We saw exactly this pattern with a global beauty brand, a household name with strong traditional search performance. When we ran a prompt-level AI visibility analysis across 120 high-intent haircare queries, the brand appeared in fewer than 90 mentions across all major AI platforms. Competitors with smaller market share were being recommended more often, not because their products were better known, but because AI systems had clearer signals about what those products were for and where to find trusted references. Within 60 days of fixing those gaps, strengthening category associations, reworking content structure, and building presence on the platforms AI actively cites, the brand grew its AI mentions more than threefold.
Technical SEO hadn’t caught any of this. Rankings were fine. But discoverability in AI had become a different problem entirely.
Many organisations are asking where AI discovery should sit. Is it the next evolution of SEO? Does it belong with the content? Should corporate communications take ownership?
These are fair questions, but they show how much we still see marketing through channels.
If discoverability now depends on a brand’s overall digital reputation rather than on a single place, then no single team can handle it alone. Technical optimisation is still important, but so are clear messaging, proven expertise, external validation, and taking part in industry conversations. These areas don’t compete; they increasingly support each other.
This doesn’t mean marketing teams need to change everything immediately. But it does mean that discoverability isn’t just one team’s job any more. It’s now the result of how well an organisation builds trust wherever its brand appears.
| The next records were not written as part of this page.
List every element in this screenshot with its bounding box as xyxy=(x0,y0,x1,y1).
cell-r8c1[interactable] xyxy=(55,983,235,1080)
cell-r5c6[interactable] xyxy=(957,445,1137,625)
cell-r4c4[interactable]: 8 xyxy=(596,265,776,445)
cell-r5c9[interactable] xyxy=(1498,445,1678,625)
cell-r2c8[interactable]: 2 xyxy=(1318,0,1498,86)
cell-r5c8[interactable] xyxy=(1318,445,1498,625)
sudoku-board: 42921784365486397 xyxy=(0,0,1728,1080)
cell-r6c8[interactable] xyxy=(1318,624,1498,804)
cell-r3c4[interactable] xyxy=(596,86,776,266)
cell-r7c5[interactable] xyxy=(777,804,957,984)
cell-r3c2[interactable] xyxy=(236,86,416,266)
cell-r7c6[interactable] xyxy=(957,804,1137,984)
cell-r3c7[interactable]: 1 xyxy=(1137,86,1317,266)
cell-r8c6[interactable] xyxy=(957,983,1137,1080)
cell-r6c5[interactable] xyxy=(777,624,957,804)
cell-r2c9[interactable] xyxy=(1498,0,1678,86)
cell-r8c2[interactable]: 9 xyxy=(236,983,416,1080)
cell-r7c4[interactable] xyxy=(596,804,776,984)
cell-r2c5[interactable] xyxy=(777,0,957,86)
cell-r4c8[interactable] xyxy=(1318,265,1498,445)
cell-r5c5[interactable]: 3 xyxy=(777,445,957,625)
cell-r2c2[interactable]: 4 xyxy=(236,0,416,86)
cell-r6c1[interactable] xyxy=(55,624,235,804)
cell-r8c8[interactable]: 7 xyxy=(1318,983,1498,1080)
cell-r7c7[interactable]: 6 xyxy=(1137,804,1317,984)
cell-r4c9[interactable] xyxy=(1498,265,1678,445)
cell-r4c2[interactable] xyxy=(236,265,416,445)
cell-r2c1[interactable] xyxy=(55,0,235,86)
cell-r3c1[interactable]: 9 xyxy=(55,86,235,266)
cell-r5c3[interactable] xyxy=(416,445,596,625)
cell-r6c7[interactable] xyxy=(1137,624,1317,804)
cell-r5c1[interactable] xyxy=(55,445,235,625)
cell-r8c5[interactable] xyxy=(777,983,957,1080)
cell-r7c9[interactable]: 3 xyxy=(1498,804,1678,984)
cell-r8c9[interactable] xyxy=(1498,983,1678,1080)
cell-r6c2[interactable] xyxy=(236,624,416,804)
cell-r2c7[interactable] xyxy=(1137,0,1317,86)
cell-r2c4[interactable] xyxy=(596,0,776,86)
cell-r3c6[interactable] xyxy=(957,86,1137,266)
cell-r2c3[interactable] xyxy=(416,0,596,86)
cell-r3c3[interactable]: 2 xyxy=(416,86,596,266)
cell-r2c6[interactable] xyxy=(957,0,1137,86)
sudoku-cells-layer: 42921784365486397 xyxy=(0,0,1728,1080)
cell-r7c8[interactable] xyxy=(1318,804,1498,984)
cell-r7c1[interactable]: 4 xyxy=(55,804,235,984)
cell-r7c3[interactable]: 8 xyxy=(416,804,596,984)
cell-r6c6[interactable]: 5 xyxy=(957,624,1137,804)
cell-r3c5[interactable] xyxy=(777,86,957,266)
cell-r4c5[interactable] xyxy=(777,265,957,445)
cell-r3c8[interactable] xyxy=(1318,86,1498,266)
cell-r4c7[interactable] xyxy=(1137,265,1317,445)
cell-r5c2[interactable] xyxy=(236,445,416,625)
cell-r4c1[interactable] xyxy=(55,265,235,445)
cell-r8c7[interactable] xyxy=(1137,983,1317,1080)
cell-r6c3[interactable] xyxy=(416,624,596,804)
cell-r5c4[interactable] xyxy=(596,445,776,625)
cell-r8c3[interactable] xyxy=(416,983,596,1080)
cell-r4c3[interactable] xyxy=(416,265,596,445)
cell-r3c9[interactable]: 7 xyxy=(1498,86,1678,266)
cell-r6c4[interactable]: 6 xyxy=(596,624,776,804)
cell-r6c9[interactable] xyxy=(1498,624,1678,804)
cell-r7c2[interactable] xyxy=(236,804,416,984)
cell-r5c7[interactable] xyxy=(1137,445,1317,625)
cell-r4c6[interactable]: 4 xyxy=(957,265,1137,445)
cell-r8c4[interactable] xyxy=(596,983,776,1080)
In conversations with CMOs at enterprise brands, a consistent pattern is emerging. Most started by asking a narrow question: how do we maintain search visibility as AI changes user behaviour? But the conversation quickly widens. Once they see how AI systems actually generate recommendations by pulling from media coverage, third-party platforms, community discussions, and structured content across the web, the question shifts from “who owns AI search?” to “how do we build a brand that AI can understand and trust?”
The organisations making the most progress are the ones that have stopped treating this as an SEO problem handed to a single team, and started treating it as a coordination challenge across brand, content, communications, and digital. They are building shared visibility metrics that cut across functions, not just rankings or traffic, but how consistently and accurately the brand is represented wherever AI systems look.
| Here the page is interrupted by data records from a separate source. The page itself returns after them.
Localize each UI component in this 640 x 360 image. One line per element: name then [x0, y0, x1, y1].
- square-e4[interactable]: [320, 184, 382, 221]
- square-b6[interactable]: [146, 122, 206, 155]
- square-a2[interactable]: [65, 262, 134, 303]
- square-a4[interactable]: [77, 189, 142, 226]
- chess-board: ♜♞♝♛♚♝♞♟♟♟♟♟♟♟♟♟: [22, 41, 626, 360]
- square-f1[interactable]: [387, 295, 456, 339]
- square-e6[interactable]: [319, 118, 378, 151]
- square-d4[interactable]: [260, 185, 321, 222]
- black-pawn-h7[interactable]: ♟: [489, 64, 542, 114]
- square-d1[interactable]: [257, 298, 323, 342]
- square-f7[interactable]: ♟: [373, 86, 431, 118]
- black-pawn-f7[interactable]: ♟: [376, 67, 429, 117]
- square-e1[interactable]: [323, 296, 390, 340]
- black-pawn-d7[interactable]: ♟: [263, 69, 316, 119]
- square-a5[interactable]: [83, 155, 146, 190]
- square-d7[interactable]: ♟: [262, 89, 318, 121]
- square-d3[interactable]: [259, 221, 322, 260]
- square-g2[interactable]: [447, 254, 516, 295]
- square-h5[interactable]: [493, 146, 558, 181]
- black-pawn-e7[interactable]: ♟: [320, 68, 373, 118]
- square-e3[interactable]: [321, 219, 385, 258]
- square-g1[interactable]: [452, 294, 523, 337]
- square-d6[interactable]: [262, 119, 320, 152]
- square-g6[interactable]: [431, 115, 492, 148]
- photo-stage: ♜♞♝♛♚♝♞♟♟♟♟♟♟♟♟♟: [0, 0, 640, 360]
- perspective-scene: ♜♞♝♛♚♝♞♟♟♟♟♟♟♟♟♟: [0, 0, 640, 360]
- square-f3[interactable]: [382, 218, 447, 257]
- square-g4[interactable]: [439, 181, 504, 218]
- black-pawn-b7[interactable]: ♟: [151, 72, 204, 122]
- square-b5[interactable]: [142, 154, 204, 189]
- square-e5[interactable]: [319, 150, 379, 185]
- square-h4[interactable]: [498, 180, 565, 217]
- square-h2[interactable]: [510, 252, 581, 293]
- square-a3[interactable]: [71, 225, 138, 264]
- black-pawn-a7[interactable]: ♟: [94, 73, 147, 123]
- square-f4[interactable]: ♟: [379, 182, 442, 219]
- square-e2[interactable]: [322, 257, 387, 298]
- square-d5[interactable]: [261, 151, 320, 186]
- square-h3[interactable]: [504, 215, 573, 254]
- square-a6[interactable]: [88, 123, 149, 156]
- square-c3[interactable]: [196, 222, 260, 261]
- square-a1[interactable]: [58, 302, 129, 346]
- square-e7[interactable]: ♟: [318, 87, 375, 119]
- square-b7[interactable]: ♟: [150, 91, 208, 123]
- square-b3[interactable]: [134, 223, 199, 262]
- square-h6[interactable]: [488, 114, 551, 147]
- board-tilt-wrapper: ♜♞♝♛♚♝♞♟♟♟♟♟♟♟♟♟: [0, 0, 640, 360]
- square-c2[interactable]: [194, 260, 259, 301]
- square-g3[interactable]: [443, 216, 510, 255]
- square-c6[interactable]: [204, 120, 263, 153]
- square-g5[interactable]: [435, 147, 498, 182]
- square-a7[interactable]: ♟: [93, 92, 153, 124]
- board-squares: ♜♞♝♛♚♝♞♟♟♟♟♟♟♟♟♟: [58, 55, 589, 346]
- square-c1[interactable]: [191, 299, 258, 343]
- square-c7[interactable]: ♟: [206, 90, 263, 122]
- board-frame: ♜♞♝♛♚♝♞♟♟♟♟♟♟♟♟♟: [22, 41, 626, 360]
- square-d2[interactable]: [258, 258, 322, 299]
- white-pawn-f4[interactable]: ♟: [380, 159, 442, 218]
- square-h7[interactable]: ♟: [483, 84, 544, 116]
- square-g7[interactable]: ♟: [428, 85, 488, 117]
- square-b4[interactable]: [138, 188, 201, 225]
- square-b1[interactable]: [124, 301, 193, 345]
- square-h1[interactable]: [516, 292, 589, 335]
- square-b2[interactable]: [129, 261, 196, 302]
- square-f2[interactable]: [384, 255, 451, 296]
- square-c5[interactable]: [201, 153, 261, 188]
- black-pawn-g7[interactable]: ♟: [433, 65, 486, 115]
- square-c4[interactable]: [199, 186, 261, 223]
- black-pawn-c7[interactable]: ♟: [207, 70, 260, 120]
That shift is likely to reshape marketing structures over the next few years, not through dramatic reorganisation, but gradually, as discoverability becomes a shared accountability rather than a channel-specific metric. The teams that adapt fastest won’t necessarily be the ones with the most sophisticated AI tools. They’ll be the ones that have built enough internal alignment to present a coherent, well-evidenced brand to the world, because that’s what AI rewards.
The technology behind AI search will continue to evolve, as it always has. New ways to optimise will emerge, and marketers will adapt as they always do. But the bigger, lasting change probably won’t be about technology.
The real shift is that discoverability and reputation are now closely linked. Brands that are well understood, frequently mentioned, and trusted across the digital world are the ones AI systems are most likely to recommend.
Search isn't disappearing as a discipline. It's dissolving into something bigger: the sum of everything a brand has earned the right to be known for.